Buying Things You Don’t Need
When we something that’s discounted with a coupon, our brains instantly start to buzz about how much we “need” that in our homes. Although we might be spending less money on that item (unless the store has done the old “hike the price before putting it on sale” trick), but it’s still money we probably would not have spent at all otherwise. Even on small items, this can add up to a huge chunk of change that you might wish you still had when something you really do need pops up — not just things that seemed like a good deal in the moment.
Spending More to Reach a Dollar Amount
This is when you find coupons and sales offering things like “20 percent off if you spend $50 or more.” That is obviously going to make you wonder if you should try hitting that price point in order to potentially save more — especially if the discount is offered on across all the items instead of just one. Again, unless you’re stocking up on things you know you and your family will actually need, this is just another way to waste money on items that will ultimately clutter up your home.

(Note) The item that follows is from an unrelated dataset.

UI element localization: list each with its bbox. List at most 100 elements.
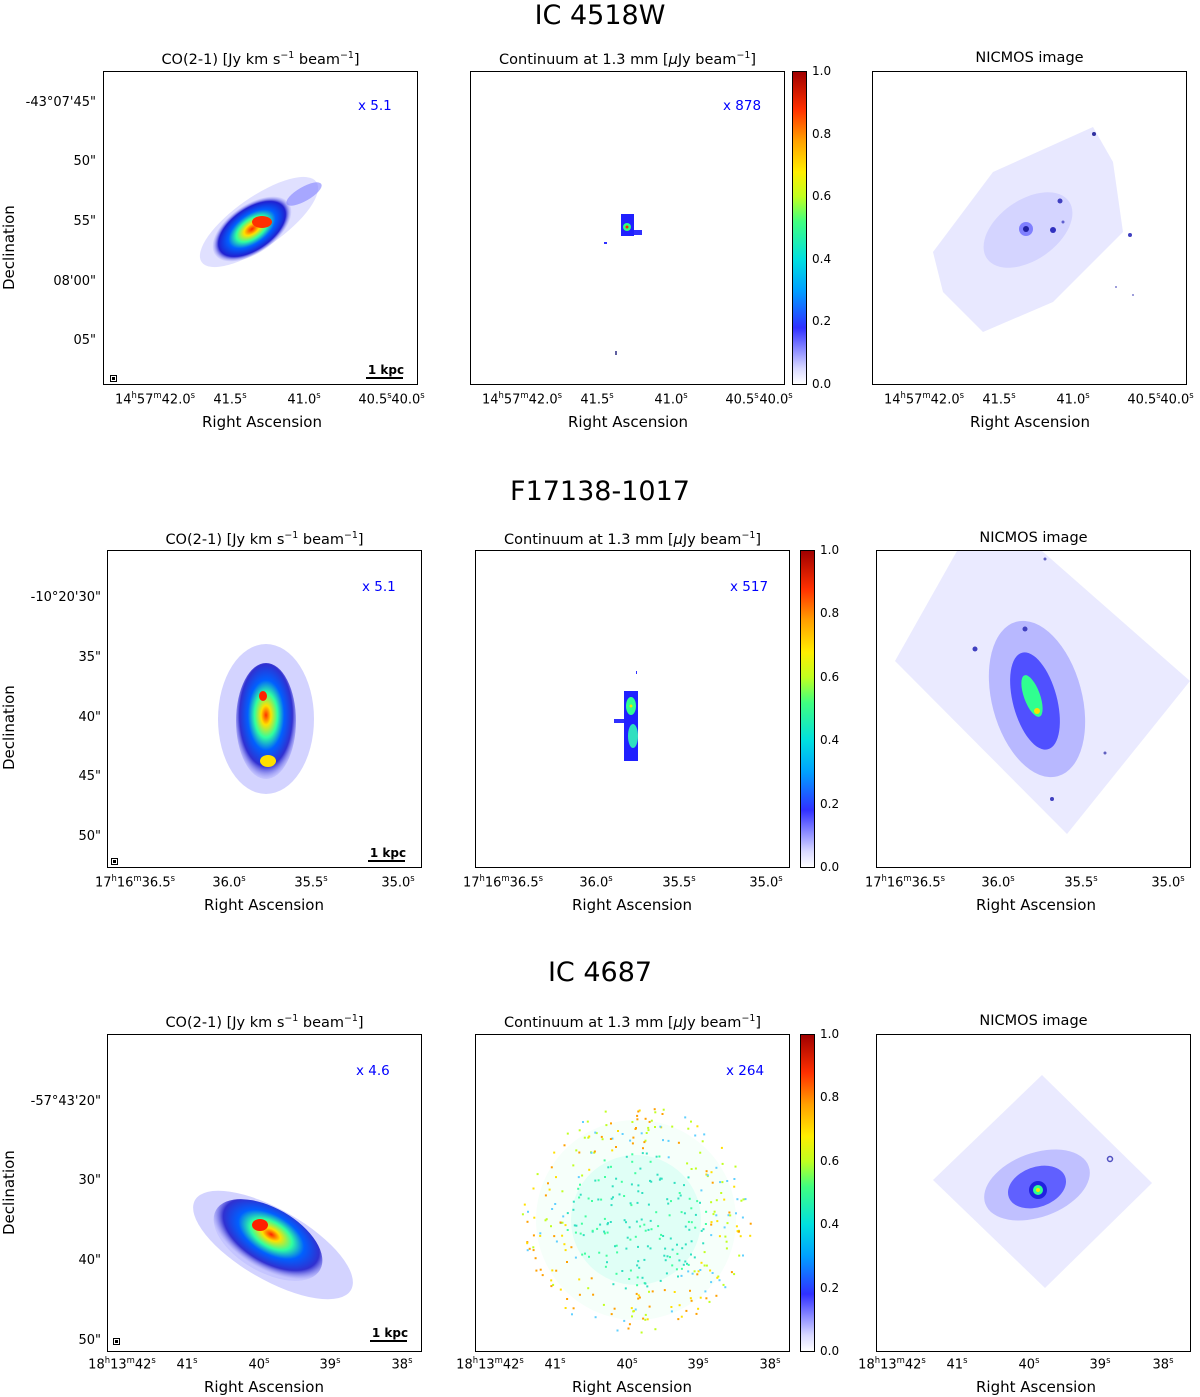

Buying Bundled Items That Will Expire
This one is probably the easiest one to fall for — how many “two for one” deals have you gotten at the grocery store, only to watch that produce wither away before you actually got the chance to make any good of the deal? Even if you’re stocking up on non-perishable items, how often are you really going to make the same can of beans for your meals? Sure, this can come in handy when you need an emergency stash of food (or canned food drives roll around), but you could ultimately be throwing cash out the window.
All of that said, you shouldn’t feel like you need to ignore coupons entirely. There are occasions where special deals can save you in the long run, it just takes a few extra moments of consideration to make sure. If you’re looking for a more reliable way to save money while shopping, though, you might want to look into the loyalty programs available at your favorite stores.